West is someone I have known through Western Kentucky University sports and his work as an author and columnist for years. I never imagined decades ago that I would some day be getting tips from the man himself, or that I would be running his columns in my newspapers.
He has been very gracious in his comments, tips and suggestions about my column writing journey. He understands my struggles and often offers advice. He is a true storyteller at heart. Every call begins with a story or an idea. It comes natural to him, much more so than it does for me.
His recent call requesting I put the word out that “Gary has left the building” included a story about the drama surrounding his move. He spoke of how he didn’t get out Bowling Green unscathed or arrive in E’town without issue. He went into storytelling mode as he recounted how a school bus backed into his prized Fiat convertible in Bowling Green, scarring the hood and windshield in a painful way. Adding insult to injury days later, a neighbor they were staying with until their new house was ready backed into the family car.

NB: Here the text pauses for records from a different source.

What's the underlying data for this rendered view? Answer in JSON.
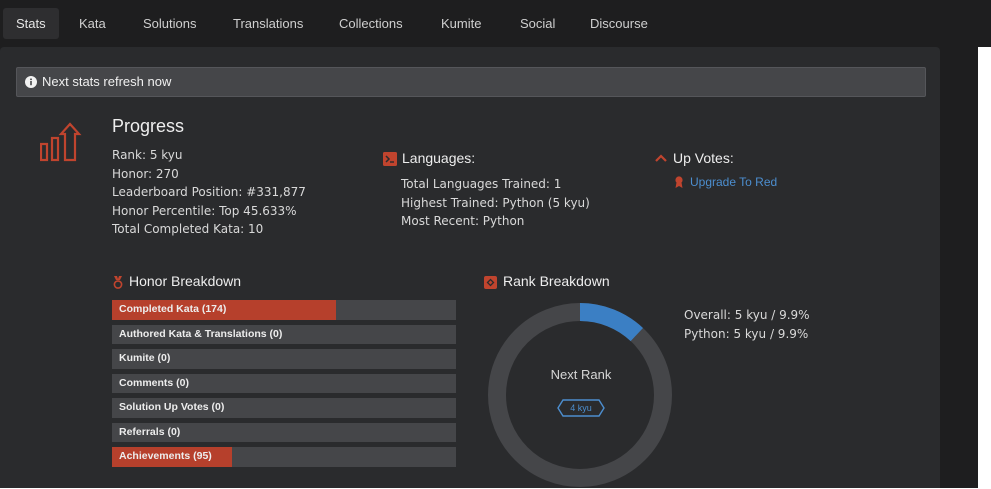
{
  "tabs": [
    {
      "label": "Stats",
      "active": true
    },
    {
      "label": "Kata"
    },
    {
      "label": "Solutions"
    },
    {
      "label": "Translations"
    },
    {
      "label": "Collections"
    },
    {
      "label": "Kumite"
    },
    {
      "label": "Social"
    },
    {
      "label": "Discourse"
    }
  ],
  "alert": {
    "icon": "info-icon",
    "text": "Next stats refresh now"
  },
  "progress": {
    "icon": "progress-arrow-icon",
    "title": "Progress",
    "lines": [
      "Rank: 5 kyu",
      "Honor: 270",
      "Leaderboard Position: #331,877",
      "Honor Percentile: Top 45.633%",
      "Total Completed Kata: 10"
    ]
  },
  "languages": {
    "icon": "terminal-icon",
    "title": "Languages:",
    "lines": [
      "Total Languages Trained: 1",
      "Highest Trained: Python (5 kyu)",
      "Most Recent: Python"
    ]
  },
  "upvotes": {
    "icon": "chevron-up-icon",
    "title": "Up Votes:",
    "link_icon": "ribbon-icon",
    "link": "Upgrade To Red"
  },
  "honor_breakdown": {
    "icon": "medal-icon",
    "title": "Honor Breakdown",
    "items": [
      {
        "label": "Completed Kata (174)",
        "fill": 0.65
      },
      {
        "label": "Authored Kata & Translations (0)",
        "fill": 0
      },
      {
        "label": "Kumite (0)",
        "fill": 0
      },
      {
        "label": "Comments (0)",
        "fill": 0
      },
      {
        "label": "Solution Up Votes (0)",
        "fill": 0
      },
      {
        "label": "Referrals (0)",
        "fill": 0
      },
      {
        "label": "Achievements (95)",
        "fill": 0.35
      }
    ]
  },
  "rank_breakdown": {
    "icon": "rank-badge-icon",
    "title": "Rank Breakdown",
    "center_label": "Next Rank",
    "next_rank": "4 kyu",
    "progress": 0.12,
    "lines": [
      "Overall: 5 kyu / 9.9%",
      "Python: 5 kyu / 9.9%"
    ]
  },
  "colors": {
    "background": "#1e1e1f",
    "panel": "#2a2b2d",
    "accent_red": "#b6402c",
    "accent_blue": "#4c8ecf",
    "bar_bg": "#454649"
  }
}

After regaling me with his automobile woes, he went on to give me some advice on how to get over my writer’s block that I recently talked about. He said you have great material right in front of you. He was talking about my father-in-law, Bobby Williams, who is known for his story-telling abilities as a 50-year educator, coach and 5th Region official. The other content, he suggested, should come from the late Joe Kelly Jaggers, my high school football coach at Ft. Knox in the early ’80s.
West is very familiar with both men having known them and written about them over the years. It’s advice I can’t and won’t pass up. West has street cred in the industry and is well known and well read across the state for his travel and sports writing.

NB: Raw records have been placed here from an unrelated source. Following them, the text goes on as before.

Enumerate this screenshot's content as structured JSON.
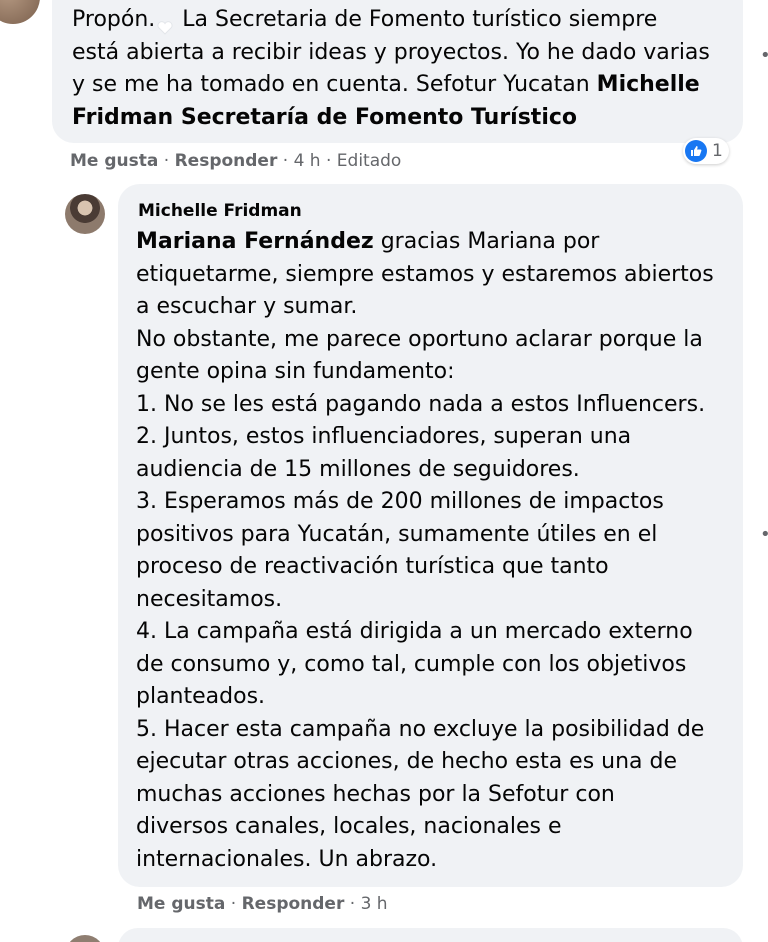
{
  "top_comment": {
    "text_line1_before_heart": "Propón.",
    "text_line1_after_heart": " La Secretaria de Fomento turístico siempre",
    "text_line2": "está abierta a recibir ideas y proyectos. Yo he dado varias",
    "text_line3": "y se me ha tomado en cuenta. Sefotur Yucatan ",
    "tag_mention": "Michelle Fridman Secretaría de Fomento Turístico",
    "reaction_count": "1",
    "like_label": "Me gusta",
    "reply_label": "Responder",
    "time": "4 h",
    "edited": "Editado",
    "separator": " · "
  },
  "reply_comment": {
    "author": "Michelle Fridman",
    "mention": "Mariana Fernández",
    "lines": [
      " gracias Mariana por",
      "etiquetarme, siempre estamos y estaremos abiertos",
      "a escuchar y sumar.",
      "No obstante, me parece oportuno aclarar porque la",
      "gente opina sin fundamento:",
      "1. No se les está pagando nada a estos Influencers.",
      "2. Juntos, estos influenciadores, superan una",
      "audiencia de 15 millones de seguidores.",
      "3. Esperamos más de 200 millones de impactos",
      "positivos para Yucatán, sumamente útiles en el",
      "proceso de reactivación turística que tanto",
      "necesitamos.",
      "4. La campaña está dirigida a un mercado externo",
      "de consumo y, como tal, cumple con los objetivos",
      "planteados.",
      "5. Hacer esta campaña no excluye la posibilidad de",
      "ejecutar otras acciones, de hecho esta es una de",
      "muchas acciones hechas por la Sefotur con",
      "diversos canales, locales, nacionales e",
      "internacionales. Un abrazo."
    ],
    "like_label": "Me gusta",
    "reply_label": "Responder",
    "time": "3 h",
    "separator": " · "
  },
  "icons": {
    "like": "thumbs-up-icon",
    "heart": "heart-icon",
    "more": "more-options-icon"
  },
  "colors": {
    "bubble": "#f0f2f5",
    "like_blue": "#1877f2",
    "meta_gray": "#65676b"
  }
}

I wouldn’t be doing my job as a journalist if I didn’t share with you a little about his background, career and accomplishments.
Gary is a native of Elizabethtown, but lived in Bowling Green since 1971. He attended Western and later the University of Kentucky where he used his journalism degree and a stint as a newspaper editor in North Carolina to prepare himself for a career in advertising and publishing. His business career began with the Penny Saver and Country Peddler.

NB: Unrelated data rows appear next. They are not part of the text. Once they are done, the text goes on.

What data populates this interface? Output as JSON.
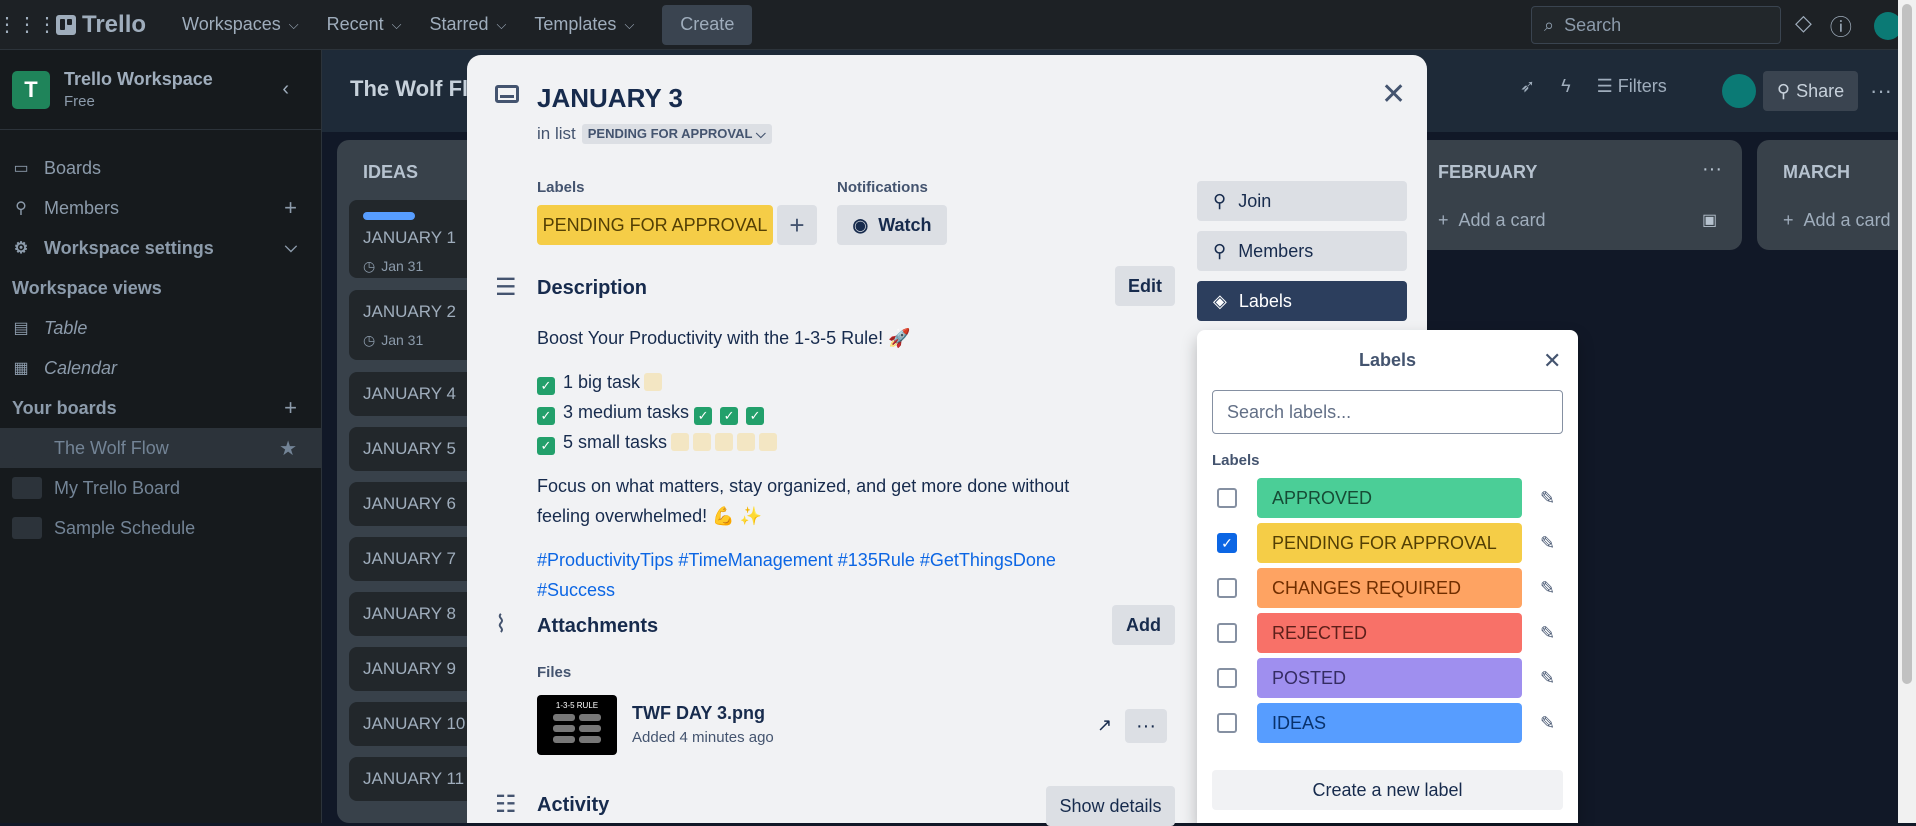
{
  "topbar": {
    "logo": "Trello",
    "nav": [
      "Workspaces",
      "Recent",
      "Starred",
      "Templates"
    ],
    "create": "Create",
    "search_placeholder": "Search"
  },
  "sidebar": {
    "workspace_name": "Trello Workspace",
    "workspace_plan": "Free",
    "items": [
      {
        "label": "Boards"
      },
      {
        "label": "Members"
      },
      {
        "label": "Workspace settings"
      }
    ],
    "views_heading": "Workspace views",
    "views": [
      {
        "label": "Table"
      },
      {
        "label": "Calendar"
      }
    ],
    "boards_heading": "Your boards",
    "boards": [
      {
        "label": "The Wolf Flow"
      },
      {
        "label": "My Trello Board"
      },
      {
        "label": "Sample Schedule"
      }
    ]
  },
  "board": {
    "title": "The Wolf Fl",
    "filters": "Filters",
    "share": "Share",
    "lists": [
      {
        "title": "IDEAS",
        "cards": [
          {
            "title": "JANUARY 1",
            "date": "Jan 31"
          },
          {
            "title": "JANUARY 2",
            "date": "Jan 31"
          },
          {
            "title": "JANUARY 4"
          },
          {
            "title": "JANUARY 5"
          },
          {
            "title": "JANUARY 6"
          },
          {
            "title": "JANUARY 7"
          },
          {
            "title": "JANUARY 8"
          },
          {
            "title": "JANUARY 9"
          },
          {
            "title": "JANUARY 10"
          },
          {
            "title": "JANUARY 11"
          }
        ]
      },
      {
        "title": "FEBRUARY",
        "add_card": "Add a card"
      },
      {
        "title": "MARCH",
        "add_card": "Add a card"
      }
    ]
  },
  "modal": {
    "title": "JANUARY 3",
    "in_list_prefix": "in list",
    "list_name": "PENDING FOR APPROVAL",
    "labels_heading": "Labels",
    "current_label": "PENDING FOR APPROVAL",
    "notifications_heading": "Notifications",
    "watch": "Watch",
    "description_heading": "Description",
    "edit": "Edit",
    "description": {
      "line1": "Boost Your Productivity with the 1-3-5 Rule! 🚀",
      "item1": "1 big task",
      "item2": "3 medium tasks",
      "item3": "5 small tasks",
      "para": "Focus on what matters, stay organized, and get more done without feeling overwhelmed! 💪 ✨",
      "tags": "#ProductivityTips #TimeManagement #135Rule #GetThingsDone #Success"
    },
    "attachments_heading": "Attachments",
    "add": "Add",
    "files_heading": "Files",
    "file": {
      "name": "TWF DAY 3.png",
      "added": "Added 4 minutes ago",
      "thumb_text": "1-3-5 RULE"
    },
    "activity_heading": "Activity",
    "show_details": "Show details",
    "side_buttons": [
      {
        "label": "Join"
      },
      {
        "label": "Members"
      },
      {
        "label": "Labels"
      }
    ]
  },
  "labels_popover": {
    "title": "Labels",
    "search_placeholder": "Search labels...",
    "subheading": "Labels",
    "labels": [
      {
        "name": "APPROVED",
        "color": "#4bce97",
        "text": "#164b35",
        "checked": false
      },
      {
        "name": "PENDING FOR APPROVAL",
        "color": "#f5cd47",
        "text": "#533f04",
        "checked": true
      },
      {
        "name": "CHANGES REQUIRED",
        "color": "#fea362",
        "text": "#702e00",
        "checked": false
      },
      {
        "name": "REJECTED",
        "color": "#f87168",
        "text": "#5d1f1a",
        "checked": false
      },
      {
        "name": "POSTED",
        "color": "#9f8fef",
        "text": "#352c63",
        "checked": false
      },
      {
        "name": "IDEAS",
        "color": "#579dff",
        "text": "#09326c",
        "checked": false
      }
    ],
    "create": "Create a new label"
  }
}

West served as executive director of the Hilltopper Athletic Foundation and did color commentary for the Hilltopper Basketball Network. In 1993 he became the executive director of the Bowling Green Area Convention and Visitors Bureau. During a 13 year term, he helped bring the Girl’s Sweet Sixteen High School Basketball Tournament to Bowling Green and helped promote Lost River Cave and the National Corvette Museum, according to his bio online.
Gary threw himself into writing full-time in his second career begining in 2006. He writes a syndicated column, Out & About … Kentucky Style, for quite a few Kentucky newspapers and is the author of eight books. One of his latest: “Kentucky Colonels of the American Basketball Association: The Real Story of a Team Left Behind” was published by Acclaim Press in 2011. Two of his most popular include: “Eating Your Way Across Kentucky: 101 Must Places to Eat” (updated ed. in 2006) and “Shopping Your Way Across Kentucky,” (2008) both published by Acclaim Press.
I call him Kentucky’s leading travel writer sharing his travel secrets through his columns, book signings and appearances at the Soky Bookfest. Gary West says he has a simple criteria when it comes to writing books. “I only take on a project that I will enjoy writing about and I only write about something I think people will enjoy reading,” he says.
At the end of the call the other day, West said, “Joe, I just write about what people want to read.”
Thank you, Gary for your friendship, tips, encouragement and great stories over the years. I look forward to your next book, column and hearing about life back home in E’town.